Another of those in attendance, House Speaker Paul Ryan, didn't even mention his party's presidential nominee during his speech to the group. Yet he referenced an election he called a "personality contest" devoid of specific goals or principles.
Liberals and those on the political left are hardly fully united around Democratic nominee Hillary Clinton, whose convention was interrupted on occasion by supporters of Vermont Sen. Bernie Sanders.
But after beating Sanders in the primaries, Clinton took steps to win over Sanders and his supporters -- including agreeing to changes to the party's platform. Trump has shown little such inclination, pushing ahead instead with the approach and policy proposals that proved successful in the GOP primary.
Among the key recommendations of the post-2014 report that Bradshaw helped write was for the party to be more inclusive to racial and ethnic minorities, specifically Latino voters. One of Trump's defining policies is his call to build a wall on the U.S. border with Mexico, and forcibly deport the millions of people -- many of whom are Hispanic -- living in the country illegally.
Bradshaw told The Associated Press her decision to change her voter registration in her home state of Florida was "a personal decision," with the tipping point being Trump's criticism of the Muslim mother of a U.S. soldier killed in Iraq in 2004. In an email to CNN, Bradshaw wrote that the GOP was "at a crossroads and have nominated a total narcissist -- a misogynist -- a bigot."
Her decision to leave the party isn't "a good sign, given the role she's played at the national level with the RNC and the high esteem in which she's held," said Virginia Republican Chris Jankowski, among the nation's leading GOP legislative campaign strategists.

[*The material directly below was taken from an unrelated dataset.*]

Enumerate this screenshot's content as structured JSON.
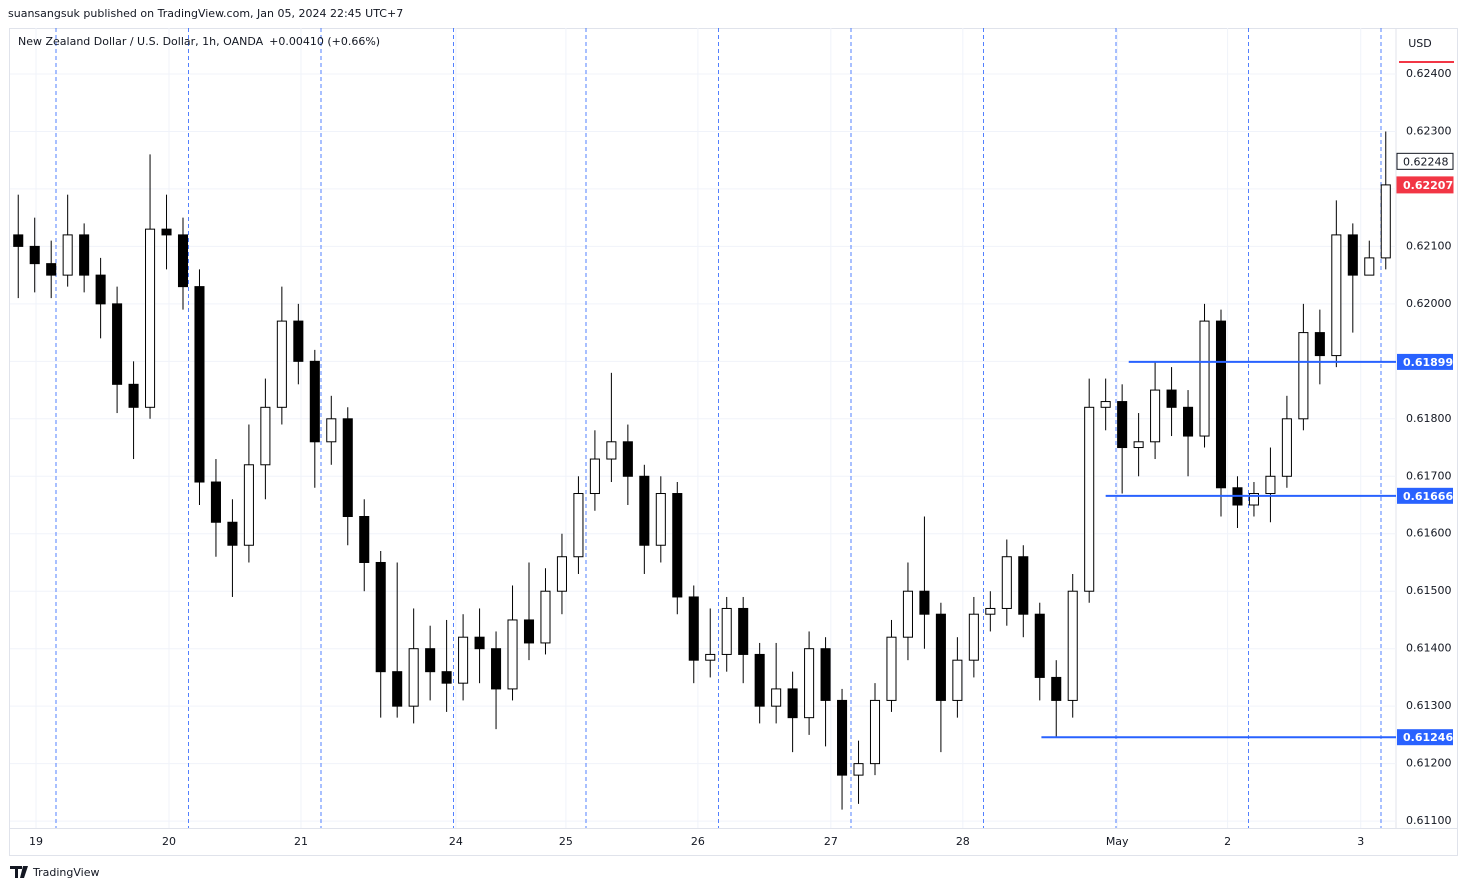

Another member of the panel that examined Mitt Romney's 2012 loss is Henry Barbour, a Republican National Committee member from Mississippi.
In a message to the AP, he joined the many Republicans who called on Trump to apologize to the family of the late Capt. Humayun Khan, a suggestion the billionaire has rejected to date.
Like Fleischer, Barbour does not plan to follow Bradshaw out of the party, but insisted that Trump must work harder to unify it.
"If we are to gain anything by this, Donald Trump must show he wants to unite Americans so he can win in November and the best way to do this would be to apologize," Barbour said. "There's no excuse, particularly for his comments about Mrs. Khan."